By Kirstyn's mom, Katrina
Kirstyn King was born in the early afternoon on December 8, 1990, after nearly 24 hours of labor. She was a perfect baby and everything I had hoped for in an infant daughter. The first time I saw her tiny, sweet face, I was overwhelmed with love, hope and emotions I had never experienced before. I saw my future and past in her eyes and as I cried with joy, I knew I'd do everything I could to protect my child, my new family.
My sisters and I lost our parents when were children. They were trapped in a car that dove into the C canal of Blythe, California, and drowned, leaving us orphaned and permanently injuring our hearts. We moved to Virginia to live with grandparents who we didn’t even know existed before that tragic day. There was abuse in my young life after my parents passed on. Unsurprisingly, I was removed from that home and alternated between the unrest of state-raised and runaway. My teenage years were dangerous and chaotic. I was running from that unsettling feeling of emptiness and I seemed hellbent on a risk-filled, nomadic existence.
Then one day, the void and loneliness disappeared. My focus was 100 percent on my daughter, and later, a wonderful son. As the years went by, I worked hard and elevated our financial status to a six-figure income. A lot happens over the passage of time and in that particular period there were mostly beautiful memories, but, unfortunately, there were also agonizing ones that still haunt me today. My daughter, despite my every attempt to shield her from life's worst, was harmed and sexually exploited when she was a young teenager. This started a slow avalanche as she rebelled and struggled. I tried to help her but I felt so powerless. Her despair was evident and my attempts to make it all go away--futile. My emotional baggage contributed to a frailty of spirit that I will always regret.
Around this time, I injured my back falling down the stairs. The physical pain was unlike anything I had ever experienced. This led to a prescription pill addiction that bottomed out in a horrible way. After layoff and foreclosure, I began writing my own prescriptions to support my escalating habit. I ended up in jail. I had never been in trouble in my life and suddenly I was a felon, effectively homeless and jobless, after being a homeowner twice over with a promising career.
My children never used drugs more than the occasional sampling. My daughter suffered from anxiety and once I went to jail, the mom that had always saved the day was powerless to help her. Her fiance transferred with a government contractor to England and her brother, nearly 18, moved with his father to California. She felt alone and began heavily and carelessly self-medicating.

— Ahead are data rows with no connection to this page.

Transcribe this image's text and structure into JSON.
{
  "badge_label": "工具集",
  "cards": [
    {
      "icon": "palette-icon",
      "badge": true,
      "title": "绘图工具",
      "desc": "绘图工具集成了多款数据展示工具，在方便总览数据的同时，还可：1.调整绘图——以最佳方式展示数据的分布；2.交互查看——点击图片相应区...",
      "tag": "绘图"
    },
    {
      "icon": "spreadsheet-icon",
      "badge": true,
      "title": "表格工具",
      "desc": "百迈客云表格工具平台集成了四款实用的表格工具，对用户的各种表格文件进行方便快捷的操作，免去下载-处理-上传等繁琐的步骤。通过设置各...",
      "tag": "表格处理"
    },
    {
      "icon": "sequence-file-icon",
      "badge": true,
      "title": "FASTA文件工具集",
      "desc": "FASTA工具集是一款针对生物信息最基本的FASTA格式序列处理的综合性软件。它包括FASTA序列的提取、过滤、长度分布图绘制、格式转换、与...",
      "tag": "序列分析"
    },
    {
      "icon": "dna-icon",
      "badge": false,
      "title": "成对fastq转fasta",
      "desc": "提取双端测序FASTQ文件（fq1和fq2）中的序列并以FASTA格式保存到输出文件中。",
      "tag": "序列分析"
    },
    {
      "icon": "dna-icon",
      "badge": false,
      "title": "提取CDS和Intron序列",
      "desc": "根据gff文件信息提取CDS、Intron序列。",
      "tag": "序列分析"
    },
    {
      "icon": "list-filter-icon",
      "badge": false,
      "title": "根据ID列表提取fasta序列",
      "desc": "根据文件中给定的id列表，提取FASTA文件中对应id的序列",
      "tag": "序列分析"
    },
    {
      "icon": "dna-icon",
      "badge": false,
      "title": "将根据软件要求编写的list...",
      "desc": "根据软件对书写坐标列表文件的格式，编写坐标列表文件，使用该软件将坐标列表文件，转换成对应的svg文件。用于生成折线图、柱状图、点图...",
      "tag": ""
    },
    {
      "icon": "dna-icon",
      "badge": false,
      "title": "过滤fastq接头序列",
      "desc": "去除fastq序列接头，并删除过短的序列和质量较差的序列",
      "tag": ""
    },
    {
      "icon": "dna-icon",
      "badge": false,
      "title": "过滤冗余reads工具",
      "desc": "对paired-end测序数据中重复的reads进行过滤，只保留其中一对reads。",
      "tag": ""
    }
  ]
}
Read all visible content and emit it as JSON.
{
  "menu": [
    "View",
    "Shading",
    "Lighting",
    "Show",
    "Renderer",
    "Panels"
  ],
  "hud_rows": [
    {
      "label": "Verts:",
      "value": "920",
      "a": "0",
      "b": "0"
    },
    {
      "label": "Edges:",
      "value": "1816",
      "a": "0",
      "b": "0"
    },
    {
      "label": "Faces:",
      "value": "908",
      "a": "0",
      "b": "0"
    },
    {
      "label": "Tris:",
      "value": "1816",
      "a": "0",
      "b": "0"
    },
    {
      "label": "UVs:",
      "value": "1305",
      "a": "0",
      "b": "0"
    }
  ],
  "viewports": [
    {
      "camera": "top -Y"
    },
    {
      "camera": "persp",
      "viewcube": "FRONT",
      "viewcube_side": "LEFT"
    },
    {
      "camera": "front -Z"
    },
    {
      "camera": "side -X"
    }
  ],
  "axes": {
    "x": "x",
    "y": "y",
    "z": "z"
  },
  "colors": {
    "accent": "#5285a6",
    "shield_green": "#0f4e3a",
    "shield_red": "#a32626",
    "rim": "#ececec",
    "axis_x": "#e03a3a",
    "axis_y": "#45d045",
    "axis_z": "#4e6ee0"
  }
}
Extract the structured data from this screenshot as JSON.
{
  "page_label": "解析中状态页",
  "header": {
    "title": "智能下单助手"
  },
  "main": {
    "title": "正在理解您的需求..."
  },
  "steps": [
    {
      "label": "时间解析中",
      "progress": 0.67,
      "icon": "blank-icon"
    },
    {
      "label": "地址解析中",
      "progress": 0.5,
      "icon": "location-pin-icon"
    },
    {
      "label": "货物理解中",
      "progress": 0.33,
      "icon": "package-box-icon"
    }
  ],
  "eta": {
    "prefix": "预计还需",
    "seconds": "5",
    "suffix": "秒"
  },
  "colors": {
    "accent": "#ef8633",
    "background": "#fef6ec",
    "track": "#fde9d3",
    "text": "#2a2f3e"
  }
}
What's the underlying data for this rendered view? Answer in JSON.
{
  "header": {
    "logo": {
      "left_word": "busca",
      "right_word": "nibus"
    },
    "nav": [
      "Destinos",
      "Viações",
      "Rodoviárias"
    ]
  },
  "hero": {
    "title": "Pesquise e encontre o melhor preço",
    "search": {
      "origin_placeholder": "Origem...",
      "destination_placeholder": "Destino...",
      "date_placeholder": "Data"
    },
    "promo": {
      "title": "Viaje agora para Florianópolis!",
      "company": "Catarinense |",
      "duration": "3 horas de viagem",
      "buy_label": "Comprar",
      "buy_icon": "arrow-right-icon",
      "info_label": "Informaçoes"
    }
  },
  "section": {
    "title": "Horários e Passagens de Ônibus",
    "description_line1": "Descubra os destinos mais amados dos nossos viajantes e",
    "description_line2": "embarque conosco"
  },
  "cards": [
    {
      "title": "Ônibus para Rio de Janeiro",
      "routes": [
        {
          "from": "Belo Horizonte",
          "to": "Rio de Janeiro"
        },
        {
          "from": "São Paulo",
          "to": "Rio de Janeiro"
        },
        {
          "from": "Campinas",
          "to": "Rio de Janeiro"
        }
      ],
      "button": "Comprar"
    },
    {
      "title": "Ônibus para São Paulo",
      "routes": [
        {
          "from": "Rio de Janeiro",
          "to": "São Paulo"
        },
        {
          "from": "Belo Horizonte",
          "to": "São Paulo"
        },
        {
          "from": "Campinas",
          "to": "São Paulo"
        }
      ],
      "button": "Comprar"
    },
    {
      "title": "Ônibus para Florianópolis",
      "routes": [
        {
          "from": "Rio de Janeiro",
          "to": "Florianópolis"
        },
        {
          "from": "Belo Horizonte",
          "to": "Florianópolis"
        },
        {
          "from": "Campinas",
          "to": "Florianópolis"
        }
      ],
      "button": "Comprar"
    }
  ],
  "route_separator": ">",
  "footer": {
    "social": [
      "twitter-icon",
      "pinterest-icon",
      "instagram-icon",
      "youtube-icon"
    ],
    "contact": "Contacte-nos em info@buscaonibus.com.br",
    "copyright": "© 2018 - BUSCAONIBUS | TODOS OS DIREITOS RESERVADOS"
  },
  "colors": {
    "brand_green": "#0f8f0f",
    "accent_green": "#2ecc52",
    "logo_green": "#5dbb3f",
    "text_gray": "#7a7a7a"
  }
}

Kirstyn was shy, gentle and gorgeous. She adored animals and wanted to save all of them. She would find the least attractive, the most broken of the bunch, and that would be the cat or dog she wanted to take home. From tadpoles to earthworms, there wasn't a creature that she was afraid of and didn’t love. She had an infectious belly laugh and always saw the best in others. She complimented other girls and gave the most she could of her wonderful soul. She was the life of the party and a risk-taker with a childlike spirit. Her light wasn't reciprocated. In fact, it was abused. On October 16, 2011, my precious daughter lost her life to her brief addiction. I was in jail and could do nothing. All I can tell you is that it is a grief I'll never be able to fully comprehend or articulate.
After my release from jail into an ankle monitoring program, two FBI agents made my acquaintance and asked a group of us to participate in the, "Chasing the Dragon" project. The project is a collaboration between the FBI and the DEA to educate and raise awareness among youth regarding the dangers and devastating consequences of opiate addiction. This project involves screening a documentary and teaching a study guide in school curriculum nationally in hopes of saving young lives.
As a recovered addict and grieving mother of a 20 year old who lost her promising life to addiction, I know we must do more. Those in recovery who are able to speak must be heard and represented in this fight to find solutions for this crippling American epidemic. We can't continue to villainize and hunt for the dealer or "that bad kid" that influenced our child. We need to dig deep, open our eyes and ask, why does America hurt? We are a nation in crisis.